Local emergency officials in southeastern Nigeria said Saturday that 10 people have died and more than 60 are still missing after a boat carrying passengers capsized. Officials said the locally made boat was carrying 85 people who were on their way to a local market when it developed an engine power problem.
The Anambra state emergency management agency Saturday evening said fifteen people have so far been rescued alive.
Officials say the accident occurred around mid-day Friday in the Ogbaru local government area when the engine of the boat carrying the passengers failed and caused it to crash into a submerged bridge.
Most of the passengers on the boat were market women on their way to work.
Severe flooding had covered the roads in the area, forcing residents to move around with boats.
Paul Nwosu, is the Anambra state Commissioner for Information.

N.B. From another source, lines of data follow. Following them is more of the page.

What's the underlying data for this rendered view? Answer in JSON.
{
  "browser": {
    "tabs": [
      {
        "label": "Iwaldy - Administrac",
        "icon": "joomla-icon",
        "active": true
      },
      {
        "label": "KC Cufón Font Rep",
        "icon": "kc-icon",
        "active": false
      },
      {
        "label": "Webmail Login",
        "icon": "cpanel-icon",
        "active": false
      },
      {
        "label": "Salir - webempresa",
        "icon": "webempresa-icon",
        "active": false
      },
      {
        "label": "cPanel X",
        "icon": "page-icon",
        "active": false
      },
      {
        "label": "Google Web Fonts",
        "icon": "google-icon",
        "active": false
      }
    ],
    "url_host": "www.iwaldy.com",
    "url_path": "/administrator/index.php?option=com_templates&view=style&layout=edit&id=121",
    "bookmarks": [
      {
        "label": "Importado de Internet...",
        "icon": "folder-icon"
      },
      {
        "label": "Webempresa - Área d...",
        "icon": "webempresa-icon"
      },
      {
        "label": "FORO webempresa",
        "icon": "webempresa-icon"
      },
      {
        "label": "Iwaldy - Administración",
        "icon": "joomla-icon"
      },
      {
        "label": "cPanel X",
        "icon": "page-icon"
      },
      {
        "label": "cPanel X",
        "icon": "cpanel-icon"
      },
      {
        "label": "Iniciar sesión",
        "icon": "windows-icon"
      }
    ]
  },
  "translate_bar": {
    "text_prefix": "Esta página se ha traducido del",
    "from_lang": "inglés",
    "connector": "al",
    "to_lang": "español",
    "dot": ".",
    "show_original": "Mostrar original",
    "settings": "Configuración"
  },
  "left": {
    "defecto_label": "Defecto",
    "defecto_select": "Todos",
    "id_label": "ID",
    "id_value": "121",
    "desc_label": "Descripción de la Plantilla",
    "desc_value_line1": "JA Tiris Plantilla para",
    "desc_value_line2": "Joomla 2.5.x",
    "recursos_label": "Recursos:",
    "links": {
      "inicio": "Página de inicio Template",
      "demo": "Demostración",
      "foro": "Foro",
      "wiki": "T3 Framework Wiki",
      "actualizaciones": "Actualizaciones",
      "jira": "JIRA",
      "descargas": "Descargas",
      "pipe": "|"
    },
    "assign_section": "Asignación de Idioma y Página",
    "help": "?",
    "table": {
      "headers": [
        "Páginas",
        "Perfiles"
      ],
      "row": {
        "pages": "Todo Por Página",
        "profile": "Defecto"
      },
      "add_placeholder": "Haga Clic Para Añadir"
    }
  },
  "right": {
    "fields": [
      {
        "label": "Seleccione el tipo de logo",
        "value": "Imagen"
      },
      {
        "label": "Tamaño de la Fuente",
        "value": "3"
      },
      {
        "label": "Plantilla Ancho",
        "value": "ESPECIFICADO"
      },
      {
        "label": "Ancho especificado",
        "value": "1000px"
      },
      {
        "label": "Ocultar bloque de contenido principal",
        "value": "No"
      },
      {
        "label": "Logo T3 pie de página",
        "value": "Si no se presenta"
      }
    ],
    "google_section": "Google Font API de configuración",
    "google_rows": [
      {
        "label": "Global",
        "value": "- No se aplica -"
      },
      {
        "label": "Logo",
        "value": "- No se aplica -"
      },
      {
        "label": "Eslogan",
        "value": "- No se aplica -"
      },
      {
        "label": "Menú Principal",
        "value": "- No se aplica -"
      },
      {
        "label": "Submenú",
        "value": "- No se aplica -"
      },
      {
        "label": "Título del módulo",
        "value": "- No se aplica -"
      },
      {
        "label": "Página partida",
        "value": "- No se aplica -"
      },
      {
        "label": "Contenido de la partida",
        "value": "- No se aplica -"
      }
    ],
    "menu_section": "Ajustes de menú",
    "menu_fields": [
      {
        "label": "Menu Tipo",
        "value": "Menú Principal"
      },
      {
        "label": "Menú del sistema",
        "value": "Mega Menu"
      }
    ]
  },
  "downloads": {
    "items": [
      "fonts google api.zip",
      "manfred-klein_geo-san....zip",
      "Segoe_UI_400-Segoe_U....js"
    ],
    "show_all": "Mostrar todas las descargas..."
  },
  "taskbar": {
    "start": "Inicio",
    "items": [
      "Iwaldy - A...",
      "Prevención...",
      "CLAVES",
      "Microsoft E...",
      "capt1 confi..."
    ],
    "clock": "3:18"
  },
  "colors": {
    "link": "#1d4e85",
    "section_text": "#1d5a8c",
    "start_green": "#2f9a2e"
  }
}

"So, when the engine failed, there was not enough to paddle the canoe to a safe place where they can now begin to troubleshoot over what has happened to the boat, so in the process of panic and how to steer the boat to somewhere where people could be able to help them the boat slipped under a bridge that has already been submerged," he said.
Anambra state is among many Nigerian states reporting heavy flooding that has lasted for months this year. The waters have been sweeping away homes and farmland, damaging crucial infrastructure and causing deaths.
Nigeria’s national emergency agency said more than 300 people have died from flooding since the beginning of the year.
Authorities say the flooding is caused by an increase in rainfall and the release of water from Lagdo Dam in Cameroon.
In July, 17 bodies were recovered after a boat mishap in Nigeria’s commercial center, Lagos during a heavy downpour.
Authorities also say the huge losses of crops in the flooding could push up food prices in a country where millions are already food insecure.